Simply recruiting more women remains insufficient to expect changes, and it is fundamental to avoid the “add women and stir” narrative in devising new policies for PKOs. Both the UN and governments should view the further inclusion of women in peacekeeping as a means towards a greater goal; the promotion of gender equality and the integration of nuanced gender mainstreaming policies as natural elements of PKOs. The objective of these policies should always be to better the security of the societies where the mission is deployed and ensure equal opportunity peacekeeping. Gender mainstreaming should contribute, along with structural transformations, to achieving more equal representation, alterations in traditional definitions of peacekeeper identity, and subverting the male-dominated structure of peacekeeping as conditions necessary for the effective inclusion of women in peace operations.


Header Image Credit: UNDPKO

References

Basu, S. (2018). The women in blue helmets: gender, policing, and the UN’s first all- female peacekeeping unit; Equal opportunity peacekeeping: women, peace, and security in post-conflict states. 

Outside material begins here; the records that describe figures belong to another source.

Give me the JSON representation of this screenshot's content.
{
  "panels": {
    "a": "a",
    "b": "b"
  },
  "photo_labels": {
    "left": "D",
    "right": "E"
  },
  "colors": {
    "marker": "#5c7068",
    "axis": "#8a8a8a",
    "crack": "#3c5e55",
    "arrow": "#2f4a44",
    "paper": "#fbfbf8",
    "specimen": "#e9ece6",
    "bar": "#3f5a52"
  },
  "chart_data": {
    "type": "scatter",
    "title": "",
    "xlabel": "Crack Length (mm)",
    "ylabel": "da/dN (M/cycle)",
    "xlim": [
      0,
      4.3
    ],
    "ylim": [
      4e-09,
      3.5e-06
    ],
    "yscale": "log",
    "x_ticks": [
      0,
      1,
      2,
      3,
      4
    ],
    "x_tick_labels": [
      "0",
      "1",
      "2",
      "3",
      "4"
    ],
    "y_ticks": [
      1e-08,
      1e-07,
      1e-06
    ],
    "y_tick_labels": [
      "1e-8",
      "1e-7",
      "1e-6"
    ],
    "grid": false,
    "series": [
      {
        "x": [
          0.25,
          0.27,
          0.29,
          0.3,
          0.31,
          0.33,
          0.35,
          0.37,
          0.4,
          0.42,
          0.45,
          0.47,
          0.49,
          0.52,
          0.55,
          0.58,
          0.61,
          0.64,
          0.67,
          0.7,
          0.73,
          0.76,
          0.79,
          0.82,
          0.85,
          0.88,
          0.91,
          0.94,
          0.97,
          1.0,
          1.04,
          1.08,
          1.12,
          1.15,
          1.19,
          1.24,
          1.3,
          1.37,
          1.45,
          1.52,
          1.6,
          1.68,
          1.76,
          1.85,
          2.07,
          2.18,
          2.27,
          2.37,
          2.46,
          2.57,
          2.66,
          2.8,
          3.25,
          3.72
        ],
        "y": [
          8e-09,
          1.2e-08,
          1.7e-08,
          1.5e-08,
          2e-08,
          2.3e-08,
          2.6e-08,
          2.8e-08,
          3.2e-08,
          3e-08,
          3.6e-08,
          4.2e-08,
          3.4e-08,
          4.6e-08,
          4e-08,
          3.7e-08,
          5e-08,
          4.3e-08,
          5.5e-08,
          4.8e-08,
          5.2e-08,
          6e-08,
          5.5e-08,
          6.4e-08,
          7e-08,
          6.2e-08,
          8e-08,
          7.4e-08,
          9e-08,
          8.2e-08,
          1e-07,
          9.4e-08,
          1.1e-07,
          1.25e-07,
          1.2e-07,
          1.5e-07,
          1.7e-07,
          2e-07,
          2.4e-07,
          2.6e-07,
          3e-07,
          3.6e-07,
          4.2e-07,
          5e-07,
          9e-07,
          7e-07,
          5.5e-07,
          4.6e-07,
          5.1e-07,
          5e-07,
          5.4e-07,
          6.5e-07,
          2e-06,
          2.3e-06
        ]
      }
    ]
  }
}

Dharmapuri, S. (2011). Just add women and stir?. Parameters41(1), 56-71 

Heinecken, L. (2015). Are Women ‘Really’ Making a Unique Contribution to Peacekeeping?: The Rhetoric and the Reality. Journal of International Peacekeeping19(3-4), 227-248. 

Karim, S., & Beardsley, K. (2017). Equal opportunity peacekeeping: Women, peace, and security in post-conflict states. Oxford University Press. 

Lyytikäinen, M., Popovic, N., Penson, C. N., & Santo Domingo, A. (2007). Gender Training for Peacekeepers: Preliminary overview of United Nations peace support operations. United Nations International Research and Training Institute for the Advancement of Women (UN-INSTRAW). 

Mackay, A. (2003). Training the uniforms: gender and peacekeeping operations. Development in practice13(2-3), 217-223. 

Mazurana, D. (2003). Do women matter in peacekeeping? Women in police, military and civilian peacekeeping. Canadian Woman Studies22(2).

Odanović, G. (2010). Participation of women in UN peacekeeping operations. Wester1n Balkans Security Observer16, 70-79. 

Simic, O. (2013). Moving beyond the numbers: integrating women into peacekeeping operations. Norwegian Peacebuilding Resource Centre Policy Brief

Valenius, J. (2007). A few kind women: Gender essentialism and Nordic peacekeeping operations. International Peacekeeping14(4), 510-523.